The crux of this crisis is that countries around the world bailed out their almost-failing banking sectors by taking much of the commercial bad debt onto national balance sheets, sending debt/GDP ratios soaring to well over the 60% of GDP maximum stipulated in the Maastricht treaty that governs the euro, and even over the 90% academics say kills growth (although this number is in dispute amongst scholars).

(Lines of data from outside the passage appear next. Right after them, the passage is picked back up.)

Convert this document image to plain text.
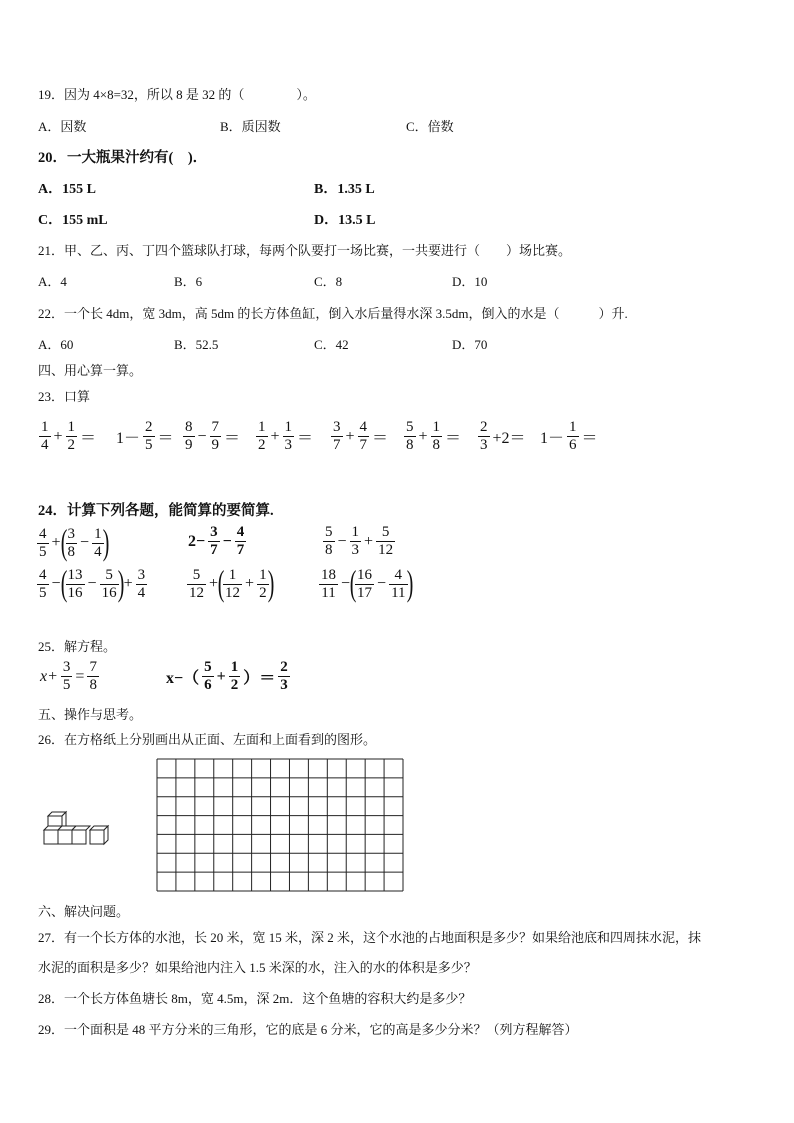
19．因为 4×8=32，所以 8 是 32 的（　　　　）。
A．因数	B．质因数	C．倍数
20．一大瓶果汁约有(　)．
A．155 L	B．1.35 L
C．155 mL	D．13.5 L
21．甲、乙、丙、丁四个篮球队打球，每两个队要打一场比赛，一共要进行（　　）场比赛。
A．4	B．6	C．8	D．10
22．一个长 4dm，宽 3dm，高 5dm 的长方体鱼缸，倒入水后量得水深 3.5dm，倒入的水是（　　　）升.
A．60	B．52.5	C．42	D．70
四、用心算一算。
23．口算
1
4
+ $\frac{1}{2} = 1-$
2
5 ＝
8
9
− $\frac{7}{9}$ ＝
1
2
+ $\frac{1}{3}$ ＝
3
7
+ $\frac{4}{7}$ ＝
5
8
+ $\frac{1}{8}$ ＝
2
3 +2＝ 1－
1
6 ＝
24．计算下列各题，能简算的要简算.
4
5
+ ( 3
8
− $\frac{1}{4}$
)	$2- \frac{3}{7} - \frac{4}{7}$	5
8
− $\frac{1}{3} + \frac{5}{12}$
4
5
− ( 13
16
− $\frac{5}{16}$
) + $\frac{3}{4}$	5
12
+ ( 1
12
+ $\frac{1}{2}$
)	18
11
− ( 16
17
− $\frac{4}{11}$
)
25．解方程。
$x+ \frac{3}{5} = \frac{7}{8}$	x−（
5
6
+ $\frac{1}{2}$ ）＝
2
3
五、操作与思考。
26．在方格纸上分别画出从正面、左面和上面看到的图形。
六、解决问题。
27．有一个长方体的水池，长 20 米，宽 15 米，深 2 米，这个水池的占地面积是多少？如果给池底和四周抹水泥，抹
水泥的面积是多少？如果给池内注入 1.5 米深的水，注入的水的体积是多少？
28．一个长方体鱼塘长 8m，宽 4.5m，深 2m．这个鱼塘的容积大约是多少？
29．一个面积是 48 平方分米的三角形，它的底是 6 分米，它的高是多少分米？（列方程解答）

The game since has been to reduce debt to “normal” levels, either by spending in the hope of growing your way out of the debt hole or cutting spending. Which model works best has become the centre of a crucial debate that was highlighted at the last International Monetary Fund (IMF) meeting in Tokyo, where an  article by the IMF’s chief economists, Olivier Blanchard and Daniel Leigh, argued that everyone is miscalculating the “fiscal multipliers.”

What this means is that a very delicate balance needs to be struck between spending and austerity: too much spending and your debt rises faster than your ability to pay it back; too much austerity and your economy slows too much, depressing your tax revenues, and again your debt rises faster than your ability to pay it back. The fiscal multiplier is the number that defines this ratio and we are in unchartered waters here, as no one is sure what this number should be.

Debt mushrooms  

At the moment it seems that governments have got the balance wrong. The size of the debt in the 17 countries that use the euro has risen. The debt of Eurozone countries hit 92.2% of their combined GDP at the end of March, up from 90.6% at the end of December, 89.9% at the end of September and 88.2% a year earlier, according to Eurostat. Things are getting worse, not better: neither the spend-to-grow nor the austerity policies tried by most governments are working.

Digging down into the individual country results and the picture becomes even bleaker. “The house of cards of the world economies continues to collapse. The problems of Greece and Cyprus are just the beginning of a global trend. Public debt may soon flatten everything in its path like a huge snowball,” the World Organization of Creditors (WOC) said in an alarming report released in July, which concludes that debt is piling up faster than ever.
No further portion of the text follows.